We often say that there must be red markings on the surface of the coffee. Spots are actually very fine ground coffee powders that are washed out in the early stages of the production process. I can often see them spread over the edge of the cup at first, and then spread over the whole surface with the process of punching. This implies that this cup is not only well made, but also well ground and is suitable for making espresso.
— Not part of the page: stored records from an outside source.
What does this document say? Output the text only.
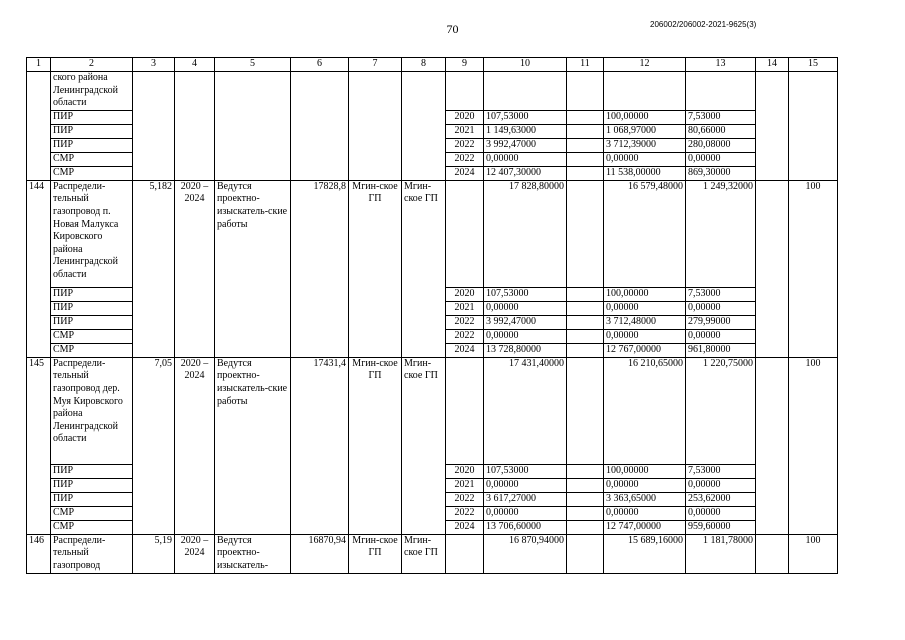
70	206002/206002-2021-9625(3)
1	2	3	4	5	6	7	8	9	10	11	12	13	14	15
	ского района Ленинградской области													
	ПИР							2020	107,53000		100,00000	7,53000		
	ПИР							2021	1 149,63000		1 068,97000	80,66000		
	ПИР							2022	3 992,47000		3 712,39000	280,08000		
	СМР							2022	0,00000		0,00000	0,00000		
	СМР							2024	12 407,30000		11 538,00000	869,30000		
144	Распредели-тельный газопровод п. Новая Малукса Кировского района Ленинградской области	5,182	2020 – 2024	Ведутся проектно-изыскатель-ские работы	17828,8	Мгин-ское ГП	Мгин-ское ГП		17 828,80000		16 579,48000	1 249,32000		100
	ПИР							2020	107,53000		100,00000	7,53000		
	ПИР							2021	0,00000		0,00000	0,00000		
	ПИР							2022	3 992,47000		3 712,48000	279,99000		
	СМР							2022	0,00000		0,00000	0,00000		
	СМР							2024	13 728,80000		12 767,00000	961,80000		
145	Распредели-тельный газопровод дер. Муя Кировского района Ленинградской области	7,05	2020 – 2024	Ведутся проектно-изыскатель-ские работы	17431,4	Мгин-ское ГП	Мгин-ское ГП		17 431,40000		16 210,65000	1 220,75000		100
	ПИР							2020	107,53000		100,00000	7,53000		
	ПИР							2021	0,00000		0,00000	0,00000		
	ПИР							2022	3 617,27000		3 363,65000	253,62000		
	СМР							2022	0,00000		0,00000	0,00000		
	СМР							2024	13 706,60000		12 747,00000	959,60000		
146	Распредели-тельный газопровод	5,19	2020 – 2024	Ведутся проектно-изыскатель-	16870,94	Мгин-ское ГП	Мгин-ское ГП		16 870,94000		15 689,16000	1 181,78000		100
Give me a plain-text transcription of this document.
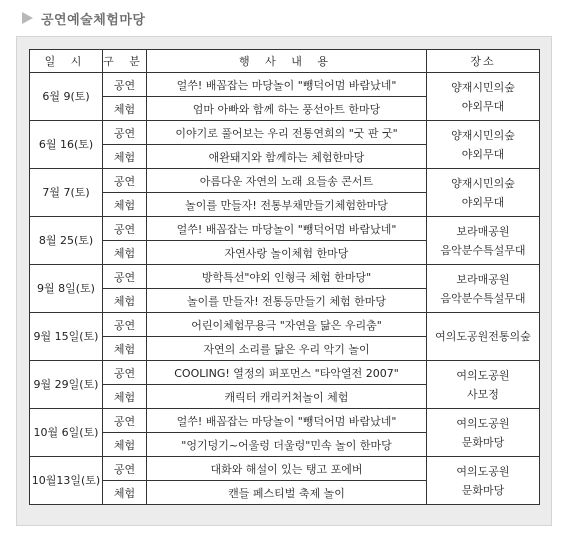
공연예술체험마당
일 시	구 분	행 사 내 용	장소
6월 9(토)	공연	얼쑤! 배꼽잡는 마당놀이 "뺑덕어멈 바람났네"	양재시민의숲
야외무대
	체험	엄마 아빠와 함께 하는 풍선아트 한마당	
6월 16(토)	공연	이야기로 풀어보는 우리 전통연희의 "굿 판 굿"	양재시민의숲
야외무대
	체험	애완돼지와 함께하는 체험한마당	
7월 7(토)	공연	아름다운 자연의 노래 요들송 콘서트	양재시민의숲
야외무대
	체험	놀이를 만들자! 전통부채만들기체험한마당	
8월 25(토)	공연	얼쑤! 배꼽잡는 마당놀이 "뺑덕어멈 바람났네"	보라매공원
음악분수특설무대
	체험	자연사랑 놀이체험 한마당	
9월 8일(토)	공연	방학특선"야외 인형극 체험 한마당"	보라매공원
음악분수특설무대
	체험	놀이를 만들자! 전통등만들기 체험 한마당	
9월 15일(토)	공연	어린이체험무용극 "자연을 닮은 우리춤"	여의도공원전통의숲
	체험	자연의 소리를 닮은 우리 악기 놀이	
9월 29일(토)	공연	COOLING! 열정의 퍼포먼스 "타악열전 2007"	여의도공원
사모정
	체험	캐릭터 캐리커처놀이 체험	
10월 6일(토)	공연	얼쑤! 배꼽잡는 마당놀이 "뺑덕어멈 바람났네"	여의도공원
문화마당
	체험	"엉기덩기~어울렁 더울렁"민속 놀이 한마당	
10월13일(토)	공연	대화와 해설이 있는 탱고 포에버	여의도공원
문화마당
	체험	캔들 페스티벌 축제 놀이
If the grinding is very consistent, it will have the opposite effect as expected, and it is difficult to combine the coffee powder closely. For example: one pool is full of volleyball, another pool, full of volleyball, football, tennis mixture, who will be denser. If each piece of coffee powder has a different shape and size and can be locked together, of course there is still some room for the water to flow normally.

In the cup, the tiger stripe means that the ground coffee powder is in the right range (which explains why the bean grinder is not set as fine as possible).

What Crema can tell us what can't tell us:

Crema can tell us:

1. Whether the coffee is fresh or not: a large number of Robosta beans allow us to see a lot of foam, so we can't judge the freshness of coffee by watching the speed at which the foam disappears. Fresh coffee will appear to be very crema throughout the production process (that is, when the coffee comes out, it looks like Coke spurting out), and only when a large amount of water appears, it will stop, thus dividing into two very obvious stages. Old coffee will often see a thin, separate foam in the process of ejection. The resulting coffee is often thin and watery, which means less crema and disappears faster.

2. The degree of coffee quenching: the deeper the Crema, the more dissolved matter enters the cup.

3. Uniformity of coffee quenching: the more stable the Crema, the better and stronger the coffee we make, which means that there are fewer gaps in the coffee powder and fewer mistakes in the production process.

What Crema can't tell us:

1. Whether the coffee is good or not: as long as it is fresh enough, no matter how bad the beans are, no matter how bad the roast can produce rich crema.

2. The oil in coffee is properly emulsified: for a long time, many people, including I thought, Crema told us the degree of quenching of oil in coffee, but the theory tells us that more oil, less foam. If you try making espresso with 5-6bar pressure, you will find that you can still make a lot of crema, but the coffee tastes very insipid because of lack of oil and aroma.

Crema, it's not complicated at all.

The production of Espresso and crema is often complicated, far more than is actually needed. Crema is a very simple part of the whole espresso production process. (the author has made some concluding remarks below. I will not translate them one by one and summarize them directly.)

Espresso has three main elements, one is water, the second is oily, and the third is foam. While the espresso body is gelatinous (the legendary soy sauce paste), the oil in the coffee is emulsified by hot water at high temperature and high pressure to form a colloid, which is extremely stable. The foam on the surface of espresso disappears very quickly compared to the colloid.

After eliminating the mysterious aura shrouded in Crema, Crema is still a great pleasure of espresso. Its honeycomb structure stores a lot of aromatic substances, releases a large amount of fragrance when the structure disintegrates, and brings enjoyment to our vision and smell at the same time.